2010 veröffentlichte der Ökonom Gunter Löffler ein Diskussionspapier zum Zusammenhang der Börsenkurse und dem Bau von Wolkenkratzern in dem er zu ähnlichen Schlüssen kam.[2]

Konzept

Das Konzept baut darauf auf, dass die höchsten Gebäude der Welt immer vor Zeiten wirtschaftlichen Niedergangs gebaut wurden. Konjunkturzyklen und der Bau von Wolkenkratzern korrelieren in einer Art und Weise, sodass die größten Investitionen in Wolkenkratzer getätigt werden, wenn der Gipfel des Konjunkturzyklus bereits erreicht ist oder kurz bevorsteht.

Wenngleich Wolkenkratzer und Hochhäuser immer als ein Anzeichen für den wirtschaftlichen Boom angesehen werden, sieht Lawrence darin ein Zeichen für den Abschwung. Er verwendet Wolkenkratzer-Projekte als Indikatoren für den wirtschaftlichen Niedergang.

Löffler erklärt den Zusammenhang zwischen Finanzkrisen und Rekordbauten dadurch, dass beide Konsequenzen eines zu großen Optimismus und damit einer zu hohen Risikobereitschaft seien.[3]

Entstehung

Lawrence begann die Entwicklung des Konzeptes vom Wolkenkratzer-Index eher scherzhaft, da er vom Thema einer Comedy-Show inspiriert wurde. Er verglich die historischen Daten mit Investitionen in Groß- und Rekordbauprojekte in den USA und entdeckte dabei bemerkenswerte Verbindungen.

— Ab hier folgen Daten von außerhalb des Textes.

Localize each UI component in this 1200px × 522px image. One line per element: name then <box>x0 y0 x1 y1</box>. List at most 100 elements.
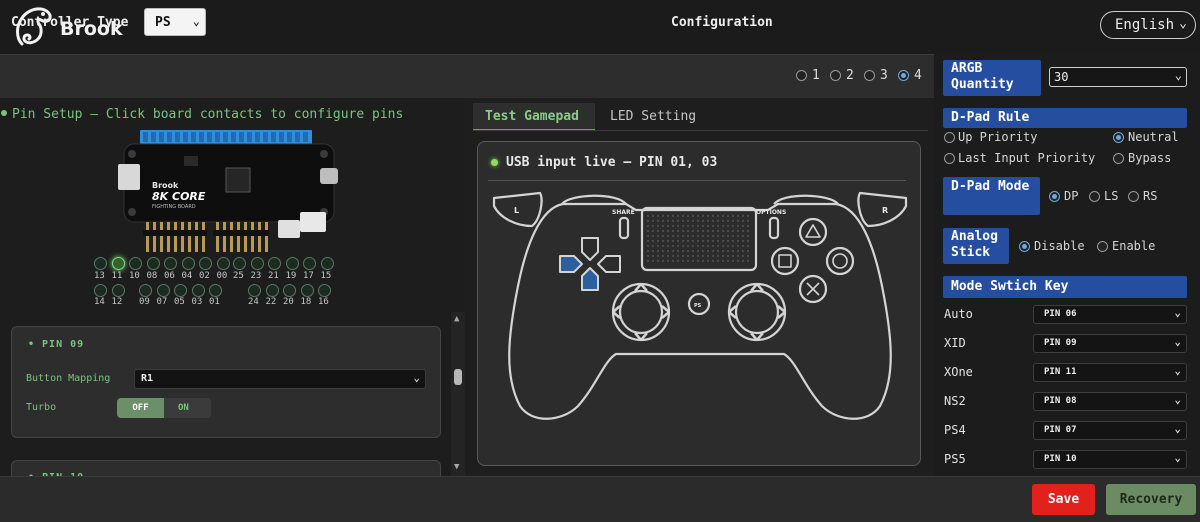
chevron-down-icon: ⌄ <box>1174 335 1181 348</box>
dpad-mode-radio-rs[interactable] <box>1128 191 1139 202</box>
dpad-rule-label-up-priority: Up Priority <box>958 130 1038 144</box>
pin-contact-13[interactable] <box>94 257 107 270</box>
chevron-down-icon: ⌄ <box>1174 451 1181 464</box>
mode-select-ns2[interactable]: PIN 08 ⌄ <box>1033 392 1187 411</box>
turbo-toggle[interactable]: OFF ON <box>117 398 211 418</box>
pin-contact-16[interactable] <box>318 284 331 297</box>
mode-select-xid[interactable]: PIN 09 ⌄ <box>1033 334 1187 353</box>
mode-select-auto[interactable]: PIN 06 ⌄ <box>1033 305 1187 324</box>
mode-select-ps4[interactable]: PIN 07 ⌄ <box>1033 421 1187 440</box>
pin-contact-02[interactable] <box>199 257 212 270</box>
pin-contact-01[interactable] <box>209 284 222 297</box>
pin-contact-10[interactable] <box>129 257 142 270</box>
right-stick <box>734 289 780 335</box>
dpad-mode-label-rs: RS <box>1143 189 1158 203</box>
dpad-rule-label-last-input: Last Input Priority <box>958 151 1096 165</box>
mode-select-xone-value: PIN 11 <box>1044 367 1077 377</box>
pin-contact-12[interactable] <box>111 284 125 297</box>
footer-bar <box>0 476 1200 522</box>
recovery-button[interactable]: Recovery <box>1106 484 1196 515</box>
pin-contact-06[interactable] <box>164 257 177 270</box>
gamepad-diagram: L R SHARE OPTIONS PS <box>492 191 908 420</box>
config-label-3: 3 <box>880 68 888 83</box>
analog-stick-radio-enable[interactable] <box>1097 241 1108 252</box>
tab-test-gamepad[interactable]: Test Gamepad <box>473 103 595 131</box>
pin-contact-17[interactable] <box>303 257 316 270</box>
pin-contact-07[interactable] <box>156 284 170 297</box>
usb-status-text: USB input live — PIN 01, 03 <box>506 155 718 170</box>
pin-contact-15[interactable] <box>320 257 334 270</box>
pin-contact-20[interactable] <box>283 284 296 297</box>
pin-contact-14[interactable] <box>94 284 107 297</box>
pin-contact-05[interactable] <box>174 284 187 297</box>
analog-stick-label-disable: Disable <box>1034 239 1085 253</box>
pin-contact-23[interactable] <box>250 257 264 270</box>
tab-led-setting[interactable]: LED Setting <box>610 109 696 124</box>
pin-setup-title: Pin Setup — Click board contacts to conf… <box>0 107 403 122</box>
mode-select-ps5[interactable]: PIN 10 ⌄ <box>1033 450 1187 469</box>
pin-contact-03[interactable] <box>191 284 205 297</box>
dpad-mode-radio-dp[interactable] <box>1049 191 1060 202</box>
config-radio-1[interactable] <box>796 70 807 81</box>
pin-contact-21[interactable] <box>268 257 281 270</box>
pin-contact-00[interactable] <box>216 257 230 270</box>
button-mapping-select[interactable]: R1 ⌄ <box>134 369 426 389</box>
dpad-rule-radio-neutral[interactable] <box>1113 132 1124 143</box>
pin-number-00: 00 <box>216 271 228 281</box>
pin-contact-08[interactable] <box>146 257 160 270</box>
config-radio-4[interactable] <box>898 70 909 81</box>
dpad-up <box>581 237 599 261</box>
dpad-down <box>581 267 599 291</box>
ps-label: PS <box>694 303 702 309</box>
pin-contact-22[interactable] <box>265 284 279 297</box>
share-label: SHARE <box>612 209 635 216</box>
pin-number-02: 02 <box>199 271 210 281</box>
dpad-mode-label-dp: DP <box>1064 189 1079 203</box>
chevron-down-icon: ⌄ <box>1174 364 1181 377</box>
pin-contact-09[interactable] <box>139 284 152 297</box>
pin-contact-25[interactable] <box>233 257 246 270</box>
pin-contact-19[interactable] <box>285 257 299 270</box>
turbo-off-option[interactable]: OFF <box>117 398 164 418</box>
mode-label-ps5: PS5 <box>944 452 966 466</box>
pin-contact-18[interactable] <box>300 284 314 297</box>
board-brand-text: Brook <box>152 181 179 190</box>
usb-live-indicator-icon <box>491 159 498 166</box>
pin-number-03: 03 <box>191 297 203 307</box>
dpad-mode-radio-ls[interactable] <box>1089 191 1100 202</box>
config-radio-3[interactable] <box>864 70 875 81</box>
pin-number-01: 01 <box>209 297 220 307</box>
analog-stick-radio-disable[interactable] <box>1019 241 1030 252</box>
fighting-board-image[interactable]: Brook 8K CORE FIGHTING BOARD <box>118 128 340 260</box>
dpad-rule-radio-bypass[interactable] <box>1113 153 1124 164</box>
mode-switch-key-label: Mode Swtich Key <box>943 276 1187 298</box>
pin-contact-04[interactable] <box>181 257 195 270</box>
touchpad-texture <box>647 215 749 262</box>
chevron-down-icon: ⌄ <box>1179 16 1187 31</box>
scroll-up-icon[interactable]: ▲ <box>454 314 459 324</box>
pin-list-scrollbar[interactable] <box>451 312 465 476</box>
chevron-down-icon: ⌄ <box>192 14 200 28</box>
pin-contact-11[interactable] <box>111 257 125 270</box>
pin-contact-24[interactable] <box>248 284 261 297</box>
turbo-on-option[interactable]: ON <box>164 398 211 418</box>
mode-select-ns2-value: PIN 08 <box>1044 396 1077 406</box>
pin-number-25: 25 <box>233 271 244 281</box>
dpad-left <box>559 255 583 273</box>
language-select[interactable]: English ⌄ <box>1100 11 1196 39</box>
dpad-rule-radio-up-priority[interactable] <box>944 132 955 143</box>
save-button[interactable]: Save <box>1032 484 1095 515</box>
dpad-rule-radio-last-input[interactable] <box>944 153 955 164</box>
board-model-text: 8K CORE <box>152 190 206 203</box>
mode-select-xone[interactable]: PIN 11 ⌄ <box>1033 363 1187 382</box>
argb-quantity-select[interactable]: 30 ⌄ <box>1049 67 1187 87</box>
circle-button <box>825 246 855 276</box>
scroll-thumb[interactable] <box>454 369 462 385</box>
pin-number-04: 04 <box>181 271 193 281</box>
argb-quantity-value: 30 <box>1054 70 1069 84</box>
controller-type-select[interactable]: PS ⌄ <box>144 8 206 36</box>
config-radio-2[interactable] <box>830 70 841 81</box>
dpad-rule-label-bypass: Bypass <box>1128 151 1172 165</box>
scroll-down-icon[interactable]: ▼ <box>454 462 459 472</box>
language-value: English <box>1115 17 1175 33</box>
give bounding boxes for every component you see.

Die erste interessante Entdeckung betraf die Panik von 1907. Kurz zuvor wurden zwei große Bauprojekte in New York City, nämlich das Singer Building und der Metropolitan Life Tower, begonnen, die in den Jahren 1908 und 1909 fertiggestellt wurden.

Der nächsten Krise, dem Schwarzen Donnerstag 1929, gingen wiederum Rekordbauten voraus: der Bau von 40 Wall Street, dem Chrysler Building und dem Empire State Building. Während der Ölkrise 1973 und dem Börsenkrach 1973/74 wurden die wiederum höchsten Gebäude der Welt, der Sears Tower und das World Trade Center eröffnet. Die letzte Korrelation, die Lawrence nennt, sind die Petronas Towers und die Asienkrise 1997.

Im Jahr 2005 wurde die Theorie wiederbelebt, als fünf neue, große Bauprojekte in Manhattan in Angriff genommen wurden, wobei aber keines das höchste Gebäude der Welt war.

Weitere Indizien für diese Theorie liefert der Bauboom in Dubai mit dem Burj Khalifa, dessen Fertigstellung nach Eintreten der Finanzkrise ab 2007 nur durch großzügige Kredite des Nachbarlandes gesichert werden konnte.

Gegenargumente

Kritiker betrachten das Modell vom Wolkenkratzer-Index als wenig zuverlässig. Beispielsweise gingen der Rezession von 1937 und der Rezession Anfang der 1980er Jahre keine Rekordbauten voraus.

Einzelnachweise

  1. Andrew Lawrence: The Skyscraper Index: Faulty Towers. In: Dresdner Kleinwort Wasserstein Research (Hrsg.): Property Report.. 15. Januar 1999.
  2. Tower Building and Stock Market Returns (PDF; 273 kB), Gunter Löffler, September 2010 (englisch)
  3. Angela Göpfert: Rekordbauten und Finanzkrisen: Wolkenkratzer als schlechtes Omen. In: tagesschau.de. 3. Januar 2020, abgerufen am 6. Januar 2020.